Like @Dave B, I'm disappointed that this doesn't hint at a future redesigned Music app. I strongly dislike the overall organization of the current, which the classical version emulates: promotional/discovery content is front and center. Your own library is shoved off to the side. This is the inverse of how I think about my music.

All tides eventually turn, and I look forward to some future era when apps are redesigned to prioritize your own content (not to mention the customizability that we had in the original iPhone music app). Until then, I'm grateful for the healthy ecosystem of 3rd party music apps on iOS.

Who uses an iPhone to browse or stream classical music? Not me (or any classial fans that I know). An iPhone is too small a screen to browse the metadata of classical performances. Then, if I'm going to use a headphone to listen (I prefer not) it will certainly not be from an iPhone. I suppose Apple looked at the listening habits of its audience for classical music subscriptions? If so, I'd be astonished that this was their conclusion about user needs/wishes. Or maybe (more likely?) that was not a big factor in their design decision. BTW, Primephonic had an excellent Mac App.

@Nigel Is there a particular third-party app that you like?
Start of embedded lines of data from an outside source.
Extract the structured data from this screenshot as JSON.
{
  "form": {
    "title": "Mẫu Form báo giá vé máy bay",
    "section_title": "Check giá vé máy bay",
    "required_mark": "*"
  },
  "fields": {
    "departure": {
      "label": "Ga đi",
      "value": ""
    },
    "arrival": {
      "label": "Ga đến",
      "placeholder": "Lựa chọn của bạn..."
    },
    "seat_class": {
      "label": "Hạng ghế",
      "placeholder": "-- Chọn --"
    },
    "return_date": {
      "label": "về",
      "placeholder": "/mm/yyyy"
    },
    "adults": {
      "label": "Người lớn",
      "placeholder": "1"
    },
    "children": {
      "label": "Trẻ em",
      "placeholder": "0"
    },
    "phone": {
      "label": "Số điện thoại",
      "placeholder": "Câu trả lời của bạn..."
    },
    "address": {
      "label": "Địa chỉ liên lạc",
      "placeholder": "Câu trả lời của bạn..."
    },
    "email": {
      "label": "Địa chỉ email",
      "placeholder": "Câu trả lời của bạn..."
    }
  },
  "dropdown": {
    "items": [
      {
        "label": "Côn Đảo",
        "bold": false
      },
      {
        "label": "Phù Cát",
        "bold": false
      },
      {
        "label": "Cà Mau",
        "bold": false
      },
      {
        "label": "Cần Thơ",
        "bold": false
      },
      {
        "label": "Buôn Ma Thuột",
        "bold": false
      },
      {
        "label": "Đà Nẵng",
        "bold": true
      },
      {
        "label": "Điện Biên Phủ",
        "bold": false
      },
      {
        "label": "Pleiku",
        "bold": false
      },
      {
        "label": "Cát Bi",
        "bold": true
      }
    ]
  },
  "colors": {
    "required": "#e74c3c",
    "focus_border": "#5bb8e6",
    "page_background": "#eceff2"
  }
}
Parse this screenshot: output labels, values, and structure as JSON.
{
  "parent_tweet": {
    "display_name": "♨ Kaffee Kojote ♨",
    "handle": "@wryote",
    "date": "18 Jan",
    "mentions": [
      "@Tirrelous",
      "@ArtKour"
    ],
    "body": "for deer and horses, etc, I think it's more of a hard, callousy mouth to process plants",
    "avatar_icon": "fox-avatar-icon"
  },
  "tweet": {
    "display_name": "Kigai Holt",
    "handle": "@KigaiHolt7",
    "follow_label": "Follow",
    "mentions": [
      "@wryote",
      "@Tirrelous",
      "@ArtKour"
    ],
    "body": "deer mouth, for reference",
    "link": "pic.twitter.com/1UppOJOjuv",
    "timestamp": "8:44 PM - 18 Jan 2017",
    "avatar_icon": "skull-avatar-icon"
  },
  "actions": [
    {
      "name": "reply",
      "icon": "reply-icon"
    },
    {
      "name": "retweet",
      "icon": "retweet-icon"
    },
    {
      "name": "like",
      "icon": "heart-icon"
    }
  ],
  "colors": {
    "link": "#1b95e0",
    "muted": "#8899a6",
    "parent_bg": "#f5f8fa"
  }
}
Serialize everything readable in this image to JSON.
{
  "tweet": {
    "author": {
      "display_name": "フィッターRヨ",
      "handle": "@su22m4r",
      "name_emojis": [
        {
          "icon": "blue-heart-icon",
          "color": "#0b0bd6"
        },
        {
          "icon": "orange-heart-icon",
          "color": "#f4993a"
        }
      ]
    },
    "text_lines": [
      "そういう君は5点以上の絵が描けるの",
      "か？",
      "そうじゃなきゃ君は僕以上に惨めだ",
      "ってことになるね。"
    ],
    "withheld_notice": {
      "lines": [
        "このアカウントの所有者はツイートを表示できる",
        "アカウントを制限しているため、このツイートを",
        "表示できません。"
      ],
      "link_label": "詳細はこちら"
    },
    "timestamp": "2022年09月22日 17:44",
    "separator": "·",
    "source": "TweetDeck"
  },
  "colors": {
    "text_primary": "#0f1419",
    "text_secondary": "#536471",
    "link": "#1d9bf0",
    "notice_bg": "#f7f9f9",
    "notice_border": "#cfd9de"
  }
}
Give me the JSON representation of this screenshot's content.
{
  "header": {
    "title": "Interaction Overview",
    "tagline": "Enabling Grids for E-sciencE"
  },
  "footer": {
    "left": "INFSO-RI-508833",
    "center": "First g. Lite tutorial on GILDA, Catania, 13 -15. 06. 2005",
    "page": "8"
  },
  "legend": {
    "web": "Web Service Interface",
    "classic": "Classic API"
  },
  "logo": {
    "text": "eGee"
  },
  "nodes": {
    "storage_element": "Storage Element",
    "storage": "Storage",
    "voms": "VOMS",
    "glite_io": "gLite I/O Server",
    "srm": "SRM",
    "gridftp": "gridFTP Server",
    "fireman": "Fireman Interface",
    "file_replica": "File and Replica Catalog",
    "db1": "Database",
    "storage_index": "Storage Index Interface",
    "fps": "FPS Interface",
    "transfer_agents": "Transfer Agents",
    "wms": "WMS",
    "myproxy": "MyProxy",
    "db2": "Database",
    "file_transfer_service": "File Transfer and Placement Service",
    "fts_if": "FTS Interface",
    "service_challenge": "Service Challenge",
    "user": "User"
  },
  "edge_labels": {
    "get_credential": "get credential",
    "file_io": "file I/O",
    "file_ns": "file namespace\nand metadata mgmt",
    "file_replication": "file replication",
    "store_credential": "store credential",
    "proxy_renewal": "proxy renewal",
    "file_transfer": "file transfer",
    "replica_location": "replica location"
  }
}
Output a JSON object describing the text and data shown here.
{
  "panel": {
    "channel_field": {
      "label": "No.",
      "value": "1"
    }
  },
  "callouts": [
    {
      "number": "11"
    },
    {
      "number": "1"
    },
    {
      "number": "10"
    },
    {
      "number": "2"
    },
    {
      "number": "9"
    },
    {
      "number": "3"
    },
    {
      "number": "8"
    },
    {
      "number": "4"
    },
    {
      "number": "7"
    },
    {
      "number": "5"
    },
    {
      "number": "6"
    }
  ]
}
I wish they'd make a legacy app for purchased and ripped music, let's call it iTunes, for those who do not have an Apple Music subscription to use.
UX of Music apps on Mac and iOS has degraded so much that it's hard to use with existing libraries.

The dedicated Classical Music app seems like a step in the right direction, but for some reason, I am afraid that it would only mean even worse UX for users with existing libraries.

@Michael I'm a big fan of Marvis Pro. It's deeply customizable while being nicely designed. To avoid writing an entire essay in these comments, I'll list just one of the things I love: you can create a customized "home" section based on Marvis's version of smart playlists. For me, this means I no longer constantly navigate various hierarchies in to get to a playlist or album or what have you, because I've put the most commonly accessed parts of my music library on my home for quick access. And it works well regardless if you stream from Apple Music or use a local library.

If Marvis doesn't suit you, there are a lot of other good options. Marc Barrowclift has been doing an impressive annual review of the whole field:

My guess: there won't be a Mac or iPad app, because it's not necessary. It'll just be a fourth view, beneath "Listen Now", "Browse", and "Radio".

But they can't do that on iPhone, since there's no space for an extra button in the bottom toolbar. Apple never puts more than 5 buttons there. The Music app is already maxed out.